Court of Appeal orders no costs in high profile citizenship case

By LYNAIRE MUNNINGS
Tribune Staff Reporter
lmunnings@tribunemedia.net

THE Court of Appeal has ruled that neither the government nor Bahamian resident Dahene Nonard will be required to pay legal costs in a long-running citizenship case that became controversial after a retired Supreme Court justice issued a ruling nearly three years after leaving office.

The ruling was delivered by Justice Crane-Scott, JA, with Chief Justice Sir Ian Winder, Justice Charles, Justice Smith, and Justice Turner all concurring. The panel determined that fairness and justice demanded that both sides bear their own costs, stating that “the justice of this particular case dictates that there be no order as to the costs of the appeal.”

The case originated in 2013 when Ms Nonard applied to be registered as a citizen of The Bahamas. After years without a decision, she filed for judicial review and constitutional relief on November 7, 2018, arguing that the government had failed to process her application properly.

The matter was heard in February 2021, but the presiding judge reserved her ruling. It was not until August 2, 2024, three years and five months later, and nearly three years after she had retired, that the judgment was finally delivered. The government appealed, contending that the retired justice lacked constitutional authority to issue a ruling after demitting office.

In July 2025, the Court of Appeal agreed, finding that the August 2024 judgment was unconstitutional, invalid, and a nullity. The court set aside the ruling and remanded the case to the Supreme Court for rehearing by a sitting judge. However, the cost question remained unresolved until now.

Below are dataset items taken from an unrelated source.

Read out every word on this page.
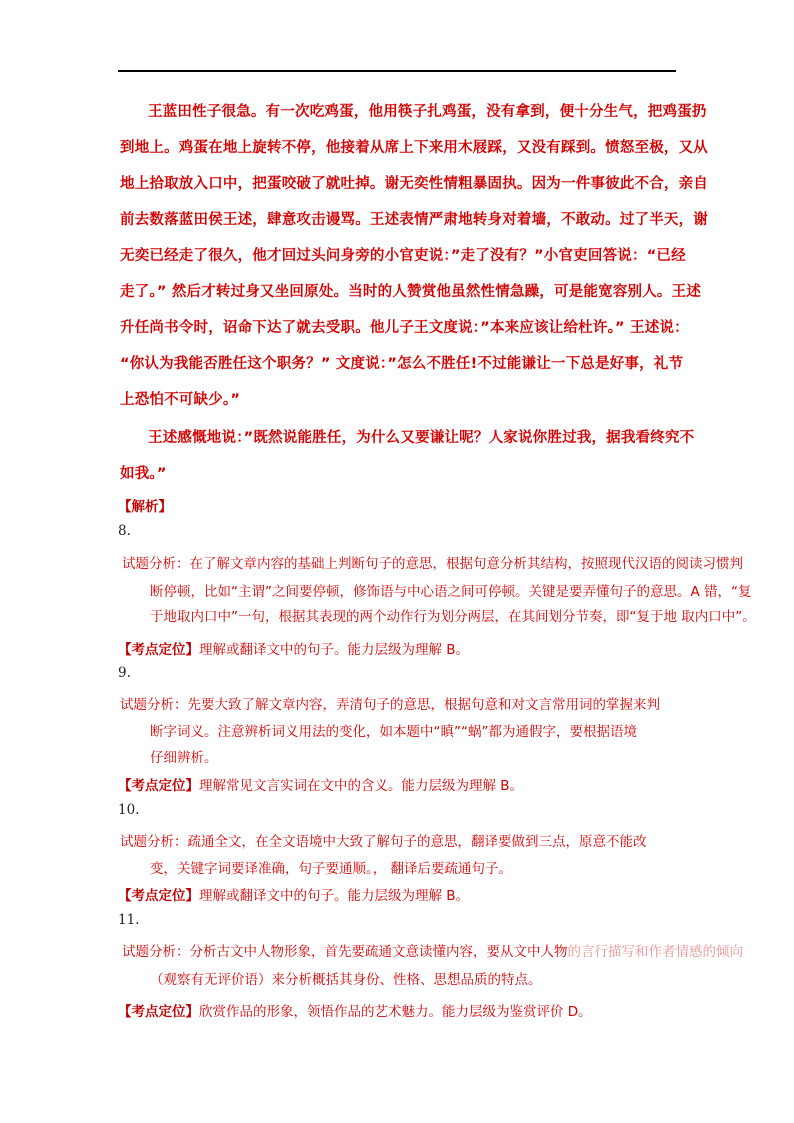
王蓝田性子很急。有一次吃鸡蛋，他用筷子扎鸡蛋，没有拿到，便十分生气，把鸡蛋扔
到地上。鸡蛋在地上旋转不停，他接着从席上下来用木屐踩，又没有踩到。愤怒至极，又从
地上拾取放入口中，把蛋咬破了就吐掉。谢无奕性情粗暴固执。因为一件事彼此不合，亲自
前去数落蓝田侯王述，肆意攻击谩骂。王述表情严肃地转身对着墙，不敢动。过了半天，谢
无奕已经走了很久，他才回过头问身旁的小官吏说：”走了没有？”小官吏回答说：“已经
走了。” 然后才转过身又坐回原处。当时的人赞赏他虽然性情急躁，可是能宽容别人。王述
升任尚书令时，诏命下达了就去受职。他儿子王文度说：”本来应该让给杜许。” 王述说：
“你认为我能否胜任这个职务？” 文度说：”怎么不胜任!不过能谦让一下总是好事，礼节
上恐怕不可缺少。”
王述感慨地说：”既然说能胜任，为什么又要谦让呢？人家说你胜过我，据我看终究不
如我。”
【解析】
8.
试题分析：在了解文章内容的基础上判断句子的意思，根据句意分析其结构，按照现代汉语的阅读习惯判
断停顿，比如“主谓”之间要停顿，修饰语与中心语之间可停顿。关键是要弄懂句子的意思。A 错，“复
于地取内口中”一句，根据其表现的两个动作行为划分两层，在其间划分节奏，即“复于地 取内口中”。
【考点定位】理解或翻译文中的句子。能力层级为理解 B。
9.
试题分析：先要大致了解文章内容，弄清句子的意思，根据句意和对文言常用词的掌握来判
断字词义。注意辨析词义用法的变化，如本题中“瞋”“蜗”都为通假字，要根据语境
仔细辨析。
【考点定位】理解常见文言实词在文中的含义。能力层级为理解 B。
10.
试题分析：疏通全文，在全文语境中大致了解句子的意思，翻译要做到三点，原意不能改
变，关键字词要译准确，句子要通顺。， 翻译后要疏通句子。
【考点定位】理解或翻译文中的句子。能力层级为理解 B。
11.
试题分析：分析古文中人物形象，首先要疏通文意读懂内容，要从文中人物的言行描写和作者情感的倾向
（观察有无评价语）来分析概括其身份、性格、思想品质的特点。
【考点定位】欣赏作品的形象，领悟作品的艺术魅力。能力层级为鉴赏评价 D。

The government, represented by attorney Kayla Green-Smith with Adele Mangra and Nevado Frazer, argued that as the successful party, it was entitled to costs under the general rule that the losing side should pay. Ms Nonard, represented by Frederick Smith, KC, Dawson Malone and Raven Rolle, urged the court to make no order on costs, arguing that the delay and the resulting appeal were caused solely by the judicial system.

Justice Crane-Scott, delivering the court’s ruling on costs, agreed that both parties were innocent victims of the delay.

“Obviously, neither the appellants nor the respondent are responsible for the delay which transpired after the learned judge reserved her decision in February 2021,” the court said. “The conduct of the proceedings after the judge reserved her decision clearly rests squarely on the shoulders of the Judiciary as an arm of the Crown.”

The court stressed that, while the government technically prevailed on appeal, its victory rested on the finding that the judgment was unconstitutional, not on the merits of its legal arguments.

“As a result of the learned judge’s unconstitutional act, the respondent’s proceedings have been remitted to the Supreme Court for rehearing and determination before another judge,” she wrote.

“It would be unconscionable if the usual costs rule were to be applied and the respondent were, through no fault of hers, to be fixed with costs of the appeal.”

Justice Crane-Scott noted that section 30(1) of the Supreme Court Act gives judges discretion over costs, and Rule 24(5) of the Court of Appeal Rules allows the appellate court to make any order it considers just. The court referenced previous rulings such as Scherer v Counting Instruments Ltd, which held that a successful party has no automatic right to costs, and that each case must be considered on its own facts.